И тут я подумал нечто кощунственное, от чего я не имею права уйти. Да, я знаю про этого человека, который когда-то вошел в мою жизнь, сначала очень распоряжаясь моим душевным обиходом; затем я почувствовал себя независимым, но близким ему; и, наконец, пришел к мысли, что я знаю что-то о нем, чего не знал, может быть, он и сам… Я вот сейчас подумал: вот в свете этой невыносимости… ну, не будем так резко говорить, назовем ее вежливо «трудности», но это больше, чем трудность, — ее ощущаешь не только головой, но и сердцем впрямую — невозможности быть на чьей-то стороне, а когда берешь на время какую-то сторону, потом какой-то комок тошноты подкатывает… Что я — человек, который будет сочувствовать Саддаму Хусейну? Смешно. Ну, а что я — буду сторонником американского президента? Или правительства нашего, которое торопится его поддержать? Да, это… число этих случаев — легион, не в эпизодах речь, а в том, что вот во встрече с ним — с Ульяновым, который Ленин — я смею теперь?… Я, у которого в одночасье танкового прорыва на Москву погибли лучшие друзья юности — те, кто своею смертью остановили Гитлера, — я могу этого человека спросить: а он, ты, вы — не убийцы? Я имею нравственное право или это нарушение всякого историзма? Или это перебежка на чью-то сторону?! Спросить, задать этот вопрос? Когда был Кронштадт, и доведенные до отчаяния люди — доведенные до отчаяния не только голодом, но нежеланием считаться с ними — эти люди захотели изменить… не порывая с революцией, внутри нее изменить нечто существенное, чтобы могли с ними считаться и чтобы они могли решать, — он понял этих людей? Или он не захотел понять? Просто не захотел! Поддержал заведомо лживую версию о белогвардейском заговоре, назначил вместе с Троцким (или Тухачевским — разницы нет в данном случае) штурм Кронштадта на день открытия X съезда — для чего? Почему?
Вот я вспоминаю маленькую книжечку Мстиславского [6] — был такой писатель, чудом уцелевший в 37-м и так далее, потому что в молодости он был одним из руководителей боевой организации эсеров, одним из важных людей в февральские дни, и сидел, между прочим, в президиуме 2-го Всероссийского съезда Советов, представляя там свою партию. Он написал давно, в 20-е годы, маленькую книжечку о революции, которую я хотел бы видеть переведенной на все языки; по-моему, это просто гениальная вещь. Но там у него есть такое наблюдение. Он сидел, наблюдал, видел людей, слова, жесты, поступки… И спрашивает себя: а для чего Ленину и Троцкому понадобился штурм Зимнего? Когда власть уже была в их руках? И он понял, что им нужен классический финал классической революции, которая побеждает штурмом! Утверждает себя в форме, которая запомнится в веках, которая делает перемену невозможной. И вот это наблюдение Мстиславского — это ключик, скажем, и к кронштадтскому убийству, потому что это было убийство.

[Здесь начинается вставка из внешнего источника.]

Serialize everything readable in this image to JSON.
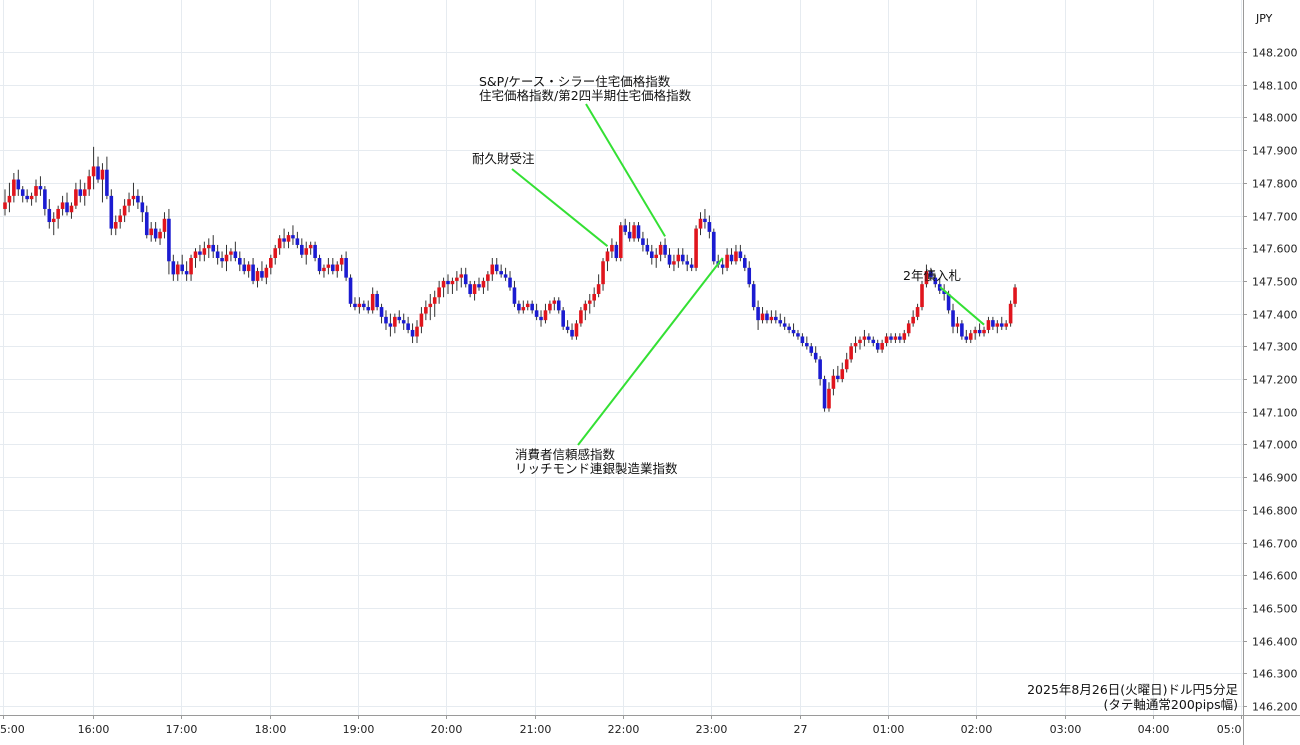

Вот с превеликим опозданием он, этот человек, решился на продналог… Я не виню его в этом опоздании! Я догадываюсь (или мне кажется, что я имею право на такую гипотезу), что он потому так долго отклонял просьбы, предложения о том, что это надо сделать, причем самых близких людей! Ему говорил Троцкий, что скоро нам нужно будет приставить к каждому крестьянину по солдату, по красноармейцу, чтобы получить хлеб! А он откладывал! Что — рассчитывая еще на один год — проскочить? Или он предчувствовал, что на продналоге дело не кончится, что придется идти много дальше… И что тот военный коммунизм, который, казалось, был не его и не по его нутру, не по его, так сказать, умственным построениям, с которым он шел на Октябрь, но который он принял! Принял его, подчинился ему! Подчинился этому стихийному напору и приговору той, так сказать, активной части, той преданной непоколебимо части людей, для которых это была их стихия — стихия поравнения и приобщения к власти… И он знал, что, от этого отказываясь, придется идти много дальше.
Я не оправдываю его и не обвиняю. Это… И та, и другая роль бессмысленная и человеку не показанная. Но я думаю, что вот штурм в день съезда был назначен потому, чтобы эта переворачивающая мера исходила только от них самих — только от тех, кто у власти, только у тех, кто должен удержать право решать! Причем даже не во имя самих себя, а во имя этой революции. И даже не во имя ее! А во имя Мира, который нужно стронуть с места и ради которого затеяна вся эта буча, совпавшая, правда, и с желаниями множества людей нечто получить — столь весомое, как землю. И вот когда я думаю это, я… не правый — скорее, левый. Да. (Ну, если распределять людей так, хотя это… это примитивное распределение. Но все-таки люди как-то так распределяются…) Я называю это убийством. Должен же сделать шаг и сказать — в объяснение, во встрече с ним — убийца! А если я к этому прихожу, то могу ли я не просмотреть весь путь и всю жизнь — в свете этого страшного определения (для меня страшного; множество людей это произносят с такой легкостью, как лущат семечки!).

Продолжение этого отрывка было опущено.